When David Bentley joined Tottenham back in the summer of 2008 for a reported initial fee of £15m, the midfielder himself expressed a sense of excitement at what the club could hope to achieve.
He said: “We can do anything we want, anything we put our minds to. You’ve seen what Juande Ramos did last year; the fitness and level of play has risen and I want to be part of that, hopefully we’ll keep progressing and doing well. It’s all there for us – if we’re all up for it it’s quite possible.”
Such was the confidence in what Bentley could bring to the table, that they confirmed his contract would last for a remarkable six years. What perhaps made the move all the more shocking was the fact he had come through the youth system at Arsenal, something that the then 23-year-old dismissed would play a part.
He added: “That’s in the past, I grew up through the Arsenal youth team but it’s not a problem for me, all my heart is at Tottenham and all my passion will be tunnelled into doing well for Tottenham.”
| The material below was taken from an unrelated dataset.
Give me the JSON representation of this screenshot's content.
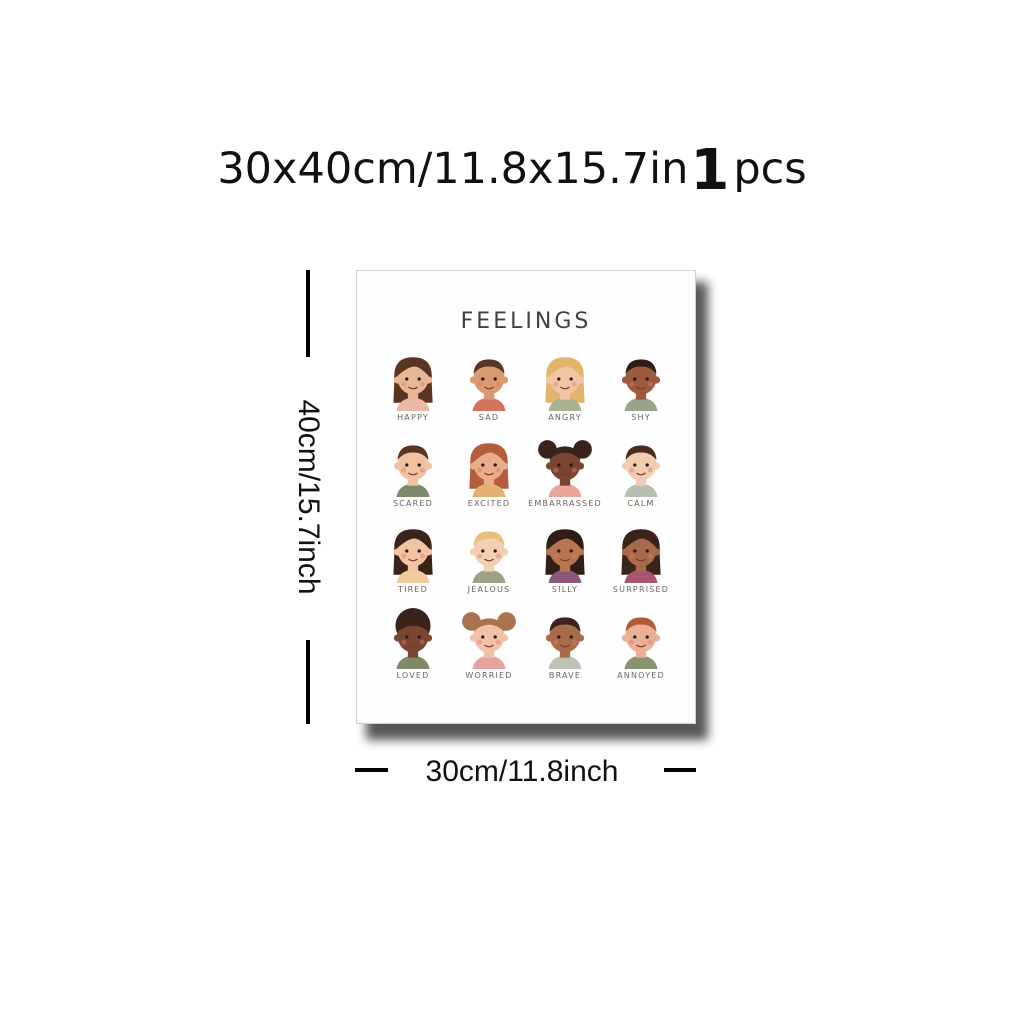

But fast forward a few seasons later however, and it was pretty clear that this was a transfer disaster for Daniel Levy. He played a total of just 62 games for the club, and scored a measly two Premier League goals altogether – to hammer home the point, he cost £7.5m per goal in the top-flight. Not the kind of record you would expect from someone who cost a decent chunk of money at the time.
Getting knee surgery during the 2011/2012 campaign saw him miss 35 matches and a total of 178 days out of action, and it essentially symbolised how anonymous he was. His stand-out moment was no doubt his volley against Arsenal in the north London derby, but even that doesn’t detract from the fact he was a miserable signing both on the pitch and financially too.
What made matters even worse for Levy in particular was the fact Arsenal received a percentage of the deal to sign Bentley in the first place, thanks to the agreement they had made with Blackburn in 2006. All in all, Bentley’s Spurs career was a nightmare that the Lilywhites would rather forget.